Former presidential candidate Chuck Wendig issues his flash fiction call to arms this week in a saurian vein. All stories must involve dinosaurs. This is called "Doom In The Sky".
Watching a child in a museum crowd reminds me of my days playing high school basketball, when I was taught to use peripheral vision and constantly track both one's opponent and the ball. It's a peculiar routine, tracking exhibits with one eye and a child with another. As my chemistry teacher Mr. Turner always told us, when you're doing two things at once, you're doing one or both of them badly, and I was having trouble noticing any of the displays because I was preoccupied with tracking Dylan's mop of brown hair.
We were stopped in front of a dinosaur display, a giant T. Rex looming over both of us. My sister, pregnant and exhausted, begged me to take my nephew somewhere, anywhere, so I drove into the city to take him to the museum. "And I don't want him coming home with any gifts," she said as we left, but she always said that, and I never listened. Dylan was hard to say no to, and I wasn't inclined to do so in any case.
I knew the T. Rex was a rough approximation of what they actually looked like, steel and plaster and paint constructing a facsimile of a creature that could have stood here 65 million years ago. I remembered reading somewhere that they were probably more tropical beasts, but then again, the climate was different then. I always wondered how aware they really were. They almost certainly operated on a more basic level- just feed, and excrete, and reproduce. Then repeat. I envied the simplicity sometimes.
The crowd swirled and boiled around us- boys chased girls, girls chased boys. Parents gossiped, occasionally pausing to yell a command that wasn't heeded. A slim girl beamed as she held the hand of a rough looking boy, who seemed embarassed but secretly pleased. Young looking museum employees in blue polo shirts walked around aimlessly, preventing outright destruction while privately flirting with one another. It was humanity, caged in, surrounded by the history of everything on the planet.
"I like T. Rex," Dylan declared.
"You do?," I asked. "You're not scared of them?"
"Nope," he said. "Dinosaurs aren't real."
Not any more, they're not. "They aren't real now. But they used to be."
"When?"
How to explain a time span of millions of years to someone who finds it hard to wait from lunch until dinner?
"A long time ago."
"When you were a baby?"
Ouch, kid.
"Longer than that, pal. Before anyone you know was born."
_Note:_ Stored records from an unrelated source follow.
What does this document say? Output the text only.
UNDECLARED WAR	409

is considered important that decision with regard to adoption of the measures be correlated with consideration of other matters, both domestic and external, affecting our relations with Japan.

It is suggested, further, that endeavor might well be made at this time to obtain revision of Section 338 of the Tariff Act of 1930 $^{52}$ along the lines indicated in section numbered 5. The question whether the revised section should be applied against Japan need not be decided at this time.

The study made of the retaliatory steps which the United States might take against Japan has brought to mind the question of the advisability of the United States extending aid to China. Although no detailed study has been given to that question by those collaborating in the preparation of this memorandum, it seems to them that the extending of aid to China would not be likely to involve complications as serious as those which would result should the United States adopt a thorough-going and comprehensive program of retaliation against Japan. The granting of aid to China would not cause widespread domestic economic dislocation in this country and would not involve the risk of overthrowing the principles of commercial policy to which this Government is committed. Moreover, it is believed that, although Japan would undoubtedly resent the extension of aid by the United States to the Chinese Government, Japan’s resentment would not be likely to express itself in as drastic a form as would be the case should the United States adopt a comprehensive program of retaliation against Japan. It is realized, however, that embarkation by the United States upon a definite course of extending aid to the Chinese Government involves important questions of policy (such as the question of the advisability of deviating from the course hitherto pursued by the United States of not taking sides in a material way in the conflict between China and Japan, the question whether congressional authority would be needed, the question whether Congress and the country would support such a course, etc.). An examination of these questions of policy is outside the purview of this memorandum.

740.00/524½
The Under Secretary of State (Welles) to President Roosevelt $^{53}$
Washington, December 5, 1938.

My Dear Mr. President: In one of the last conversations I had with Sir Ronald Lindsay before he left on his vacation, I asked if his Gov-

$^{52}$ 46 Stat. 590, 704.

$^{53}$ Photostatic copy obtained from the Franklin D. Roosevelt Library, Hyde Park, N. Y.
"Wow," he said admiringly. "Like a kabillion years?"
"Yeah, about that."
"Can we go get ice cream?" He shifted gears like nobody's business. Take care of a root need- hunger.
It had to be easier to be a dinosaur, blissfully unaware that your time as master of the planet was short? No appointments, no schedules, no unemployment checks, no worries about your ex girlfriend or your novel that won't sell. Just acting, letting your primordial drives take the wheel. "Just do, don't think," Coach Turner would tell us. How much of my behavior was instinct, my lizard brain still running the show, my genetic heritage cutting through the clutter of society and decorum. I know Richard Dawkins would argue that I was a slave to my genes, acting to protect my nephew so that my genetic heritage, encoded in his tiny cells, would carry on. Even if I was only protecting him from an afternoon of Spongebob reruns.
"Of course we can, buddy. Don't tell Mom, OK?"
"Sure," he agreed. I knew he would tell her anyway, and I knew he would show her whatever trinket or stuffed animal he came home with. He hadn't learned to lie, which made him both endearing and dangerous.
I took his hand, and we walked through the maelstrom, his trust in me innocent and absolute. He knew nothing bad would happen as long as he held on. And nothing would, if I had anything to say about it. There were comets on the way, later on, that would disrupt everything he knew. Things like death, and heartbreak, and sadness; but for now, walking along with me, following the signs for the cafeteria, he was as unaware as a T.Rex, munching away on greenery as doom lights the sky behind him.